Over the last couple of years, there have also been a number of other large software deals featuring elevated multiples. Notable ones include IBM's $34 billion deal to buy Red Hat, SAP's $8 billion purchase of Qualtrics, Salesforce.com's $15.7 billion purchase of Tableau Software and $6.5 billion purchase of MuleSoft and Ultimate Software's $11 billion sale to an investor group led by PE firm Hellman & Friedman.
In a way, the fact that corporate/institutional interest in cheaper software firms -- generally companies that have had one or more earnings disappointments this year -- has grown acts as a fresh endorsement for the health of the broader enterprise software industry. The industry is still growing at a high-single digit clip (much better than total IT spending) as businesses conclude that it's in their interests to make larger software investments in a wide variety of fields. And while it wouldn't be right to call the industry completely recession-proof, its shift towards subscriptions from traditional, up-front, license sales could help it fare better during downturns than it has in the past.

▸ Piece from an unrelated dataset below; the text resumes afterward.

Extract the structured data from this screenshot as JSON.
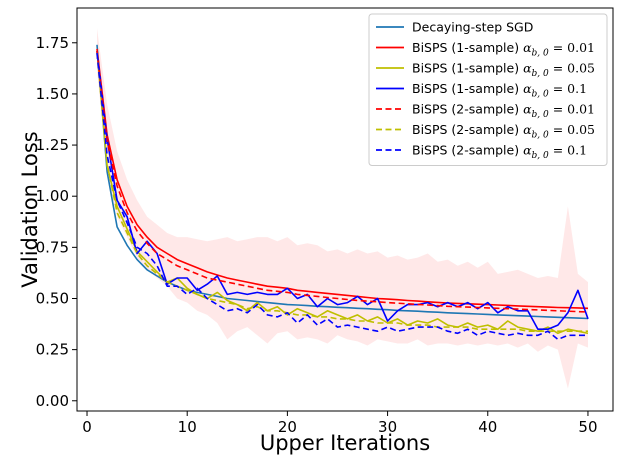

With that in mind, here's a list of software firms carrying moderate valuations that could conceivably draw interest from a peer, an activist and/or private equity. As always, readers are advised to do their own research.
- Pluralsight (PS) . Shares are down 46% over the last 12 months, and currently trading for 5.2 times expected 2020 billings. Pluralsight provides online training courses for IT professionals.
- Talend (TLND) . Shares are down 43% over the last 12 months, and trade for 3.8 times expected 2020 billings. Talend provides a number of data integration software tools.
- Zuora (ZUO) . Shares are down 35% over the last 12 months, and trade for 5.1 times expected fiscal 2021 (ends in Jan. 2021) billings. Zuora provides software for managing subscription-based businesses.
- New Relic (NEWR) . Shares are down 40% over the last 12 months, and trade for 5.4 times expected fiscal 2020 (ends in March 2020) billings. New Relic is a major provider of application performance monitoring (APM) software.
- Dropbox (DBX) . Shares are down 20% over the last 12 months, and trade for 4.4 times expected 2020 billings and 17 times expected 2020 free cash flow. Dropbox, as many readers likely know, provides a cloud storage and file-sharing platform.
- PTC (PTC) . Shares are down 33% over the last 12 months, and trade for 5 times expected fiscal 2020 (ends in Sep. 2020) billings. PTC provides a number of engineering and industrial software offerings.
- SailPoint Technologies (SAIL) . Shares are down 31% over the last 12 months, and trade for 5.3 times expected 2020 billings. SailPoint provides identity/access management software.